# Finetuning Dataset with Cross-Encoder

## Process
- Download the QASPER Dataset from HuggingFace Hub using Datasets Library (https://huggingface.co/datasets/allenai/qasper)
- From the train and test splits of the dataset extract 800 and 80 samples respectively

- Use the 800 samples collected from train data which have the respective questions framed on a research paper to generate a dataset in the respective format required for CrossEncoder finetuning. Currently the format we use is that a single sample of fine tune data consists of two sentences(question and context) and a score either 0 or 1 where 1 shows that the question and context are relevant to each other and 0 shows they are not relevant to each other.

- Use the 100 samples of test set to extract two kinds of evaluation datasets

- Rag Eval Dataset:
    - One dataset consists of samples where a single sample consists of a research paper content, list of questions on the research paper, answers of the list of questions on the research paper.

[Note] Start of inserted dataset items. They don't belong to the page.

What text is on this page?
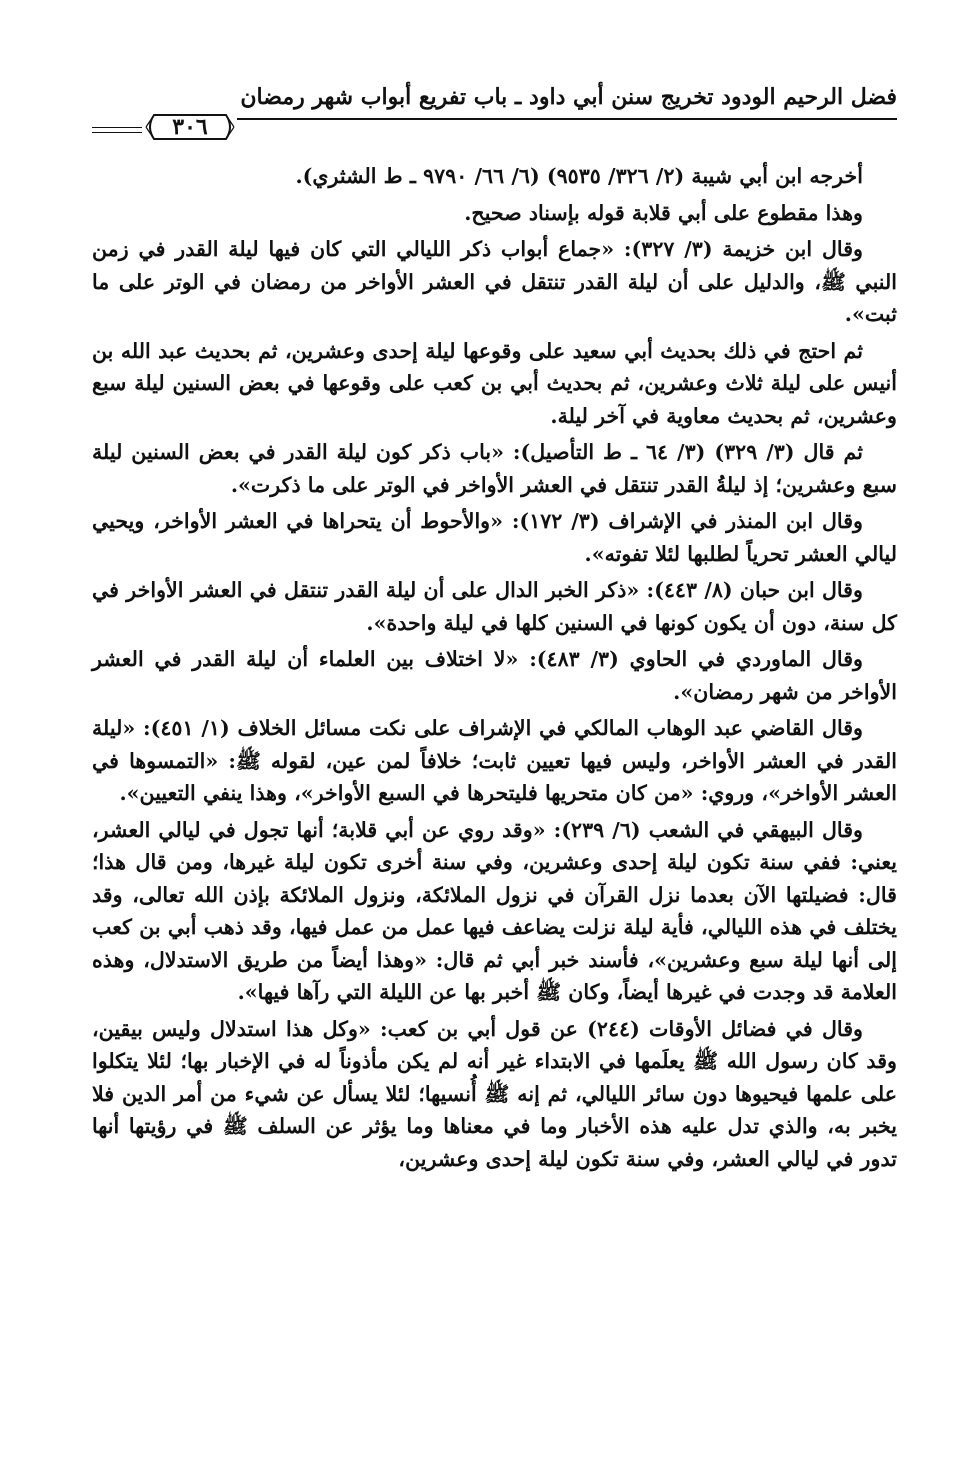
فضل الرحيم الودود تخريج سنن أبي داود ـ باب تفريع أبواب شهر رمضان
٣٠٦

أخرجه ابن أبي شيبة (٢/ ٣٢٦/ ٩٥٣٥) (٦/ ٦٦/ ٩٧٩٠ ـ ط الشثري).

وهذا مقطوع على أبي قلابة قوله بإسناد صحيح.

وقال ابن خزيمة (٣/ ٣٢٧): «جماع أبواب ذكر الليالي التي كان فيها ليلة القدر في زمن النبي ﷺ، والدليل على أن ليلة القدر تنتقل في العشر الأواخر من رمضان في الوتر على ما ثبت».

ثم احتج في ذلك بحديث أبي سعيد على وقوعها ليلة إحدى وعشرين، ثم بحديث عبد الله بن أنيس على ليلة ثلاث وعشرين، ثم بحديث أبي بن كعب على وقوعها في بعض السنين ليلة سبع وعشرين، ثم بحديث معاوية في آخر ليلة.

ثم قال (٣/ ٣٢٩) (٣/ ٦٤ ـ ط التأصيل): «باب ذكر كون ليلة القدر في بعض السنين ليلة سبع وعشرين؛ إذ ليلةُ القدر تنتقل في العشر الأواخر في الوتر على ما ذكرت».

وقال ابن المنذر في الإشراف (٣/ ١٧٢): «والأحوط أن يتحراها في العشر الأواخر، ويحيي ليالي العشر تحرياً لطلبها لئلا تفوته».

وقال ابن حبان (٨/ ٤٤٣): «ذكر الخبر الدال على أن ليلة القدر تنتقل في العشر الأواخر في كل سنة، دون أن يكون كونها في السنين كلها في ليلة واحدة».

وقال الماوردي في الحاوي (٣/ ٤٨٣): «لا اختلاف بين العلماء أن ليلة القدر في العشر الأواخر من شهر رمضان».

وقال القاضي عبد الوهاب المالكي في الإشراف على نكت مسائل الخلاف (١/ ٤٥١): «ليلة القدر في العشر الأواخر، وليس فيها تعيين ثابت؛ خلافاً لمن عين، لقوله ﷺ: «التمسوها في العشر الأواخر»، وروي: «من كان متحريها فليتحرها في السبع الأواخر»، وهذا ينفي التعيين».

وقال البيهقي في الشعب (٦/ ٢٣٩): «وقد روي عن أبي قلابة؛ أنها تجول في ليالي العشر، يعني: ففي سنة تكون ليلة إحدى وعشرين، وفي سنة أخرى تكون ليلة غيرها، ومن قال هذا؛ قال: فضيلتها الآن بعدما نزل القرآن في نزول الملائكة، ونزول الملائكة بإذن الله تعالى، وقد يختلف في هذه الليالي، فأية ليلة نزلت يضاعف فيها عمل من عمل فيها، وقد ذهب أبي بن كعب إلى أنها ليلة سبع وعشرين»، فأسند خبر أبي ثم قال: «وهذا أيضاً من طريق الاستدلال، وهذه العلامة قد وجدت في غيرها أيضاً، وكان ﷺ أخبر بها عن الليلة التي رآها فيها».

وقال في فضائل الأوقات (٢٤٤) عن قول أبي بن كعب: «وكل هذا استدلال وليس بيقين، وقد كان رسول الله ﷺ يعلَمها في الابتداء غير أنه لم يكن مأذوناً له في الإخبار بها؛ لئلا يتكلوا على علمها فيحيوها دون سائر الليالي، ثم إنه ﷺ أُنسيها؛ لئلا يسأل عن شيء من أمر الدين فلا يخبر به، والذي تدل عليه هذه الأخبار وما في معناها وما يؤثر عن السلف ﷺ في رؤيتها أنها تدور في ليالي العشر، وفي سنة تكون ليلة إحدى وعشرين،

While forming this dataset we keep only questions which have long answers/ free-form answers for better comparision with RAG generated answers.

- Reranking Eval Dataset:
    - The other datasets consists of samples where a single sample consists of the research paper content, list of questions on the research paper, list of contexts from the research paper contents relevant to each question

- We finetuned the cross-encoder using helper utilities written in llamaindex and push it to HuggingFace Hub using the huggingface cli tokens login which can be found here:- https://huggingface.co/settings/tokens

- We evaluate on both datasets using two metrics and three cases
    - Just BAAI/bge-small-en embeddings without any reranker
    - BAAI/bge-small-en embeddings combined with cross-encoder/ms-marco-MiniLM-L-12-v2 as reranker
    - BAAI/bge-small-en embeddings combined with our fine-tuned cross encoder model as reranker

- Evaluation Criteria for each Eval Dataset
  - F1-score metric in original paper
  - Hits metric:- For evaluating the Reranking Eval Dataset we just simply use the retriever+ post-processor functionalities of LLamaIndex to see in the different cases how many times does the relevant context gets retrieved and call it the hits metric.
  - RAGAS metric:- A third party  

## Load the Dataset

In [33]:
from qasper_data.qasper_dataset import QasperDataset
seed = 42
train_dataset = QasperDataset("train", seed=seed)
test_dataset = QasperDataset("test", seed=seed)
validation_dataset = QasperDataset("validation", seed=seed)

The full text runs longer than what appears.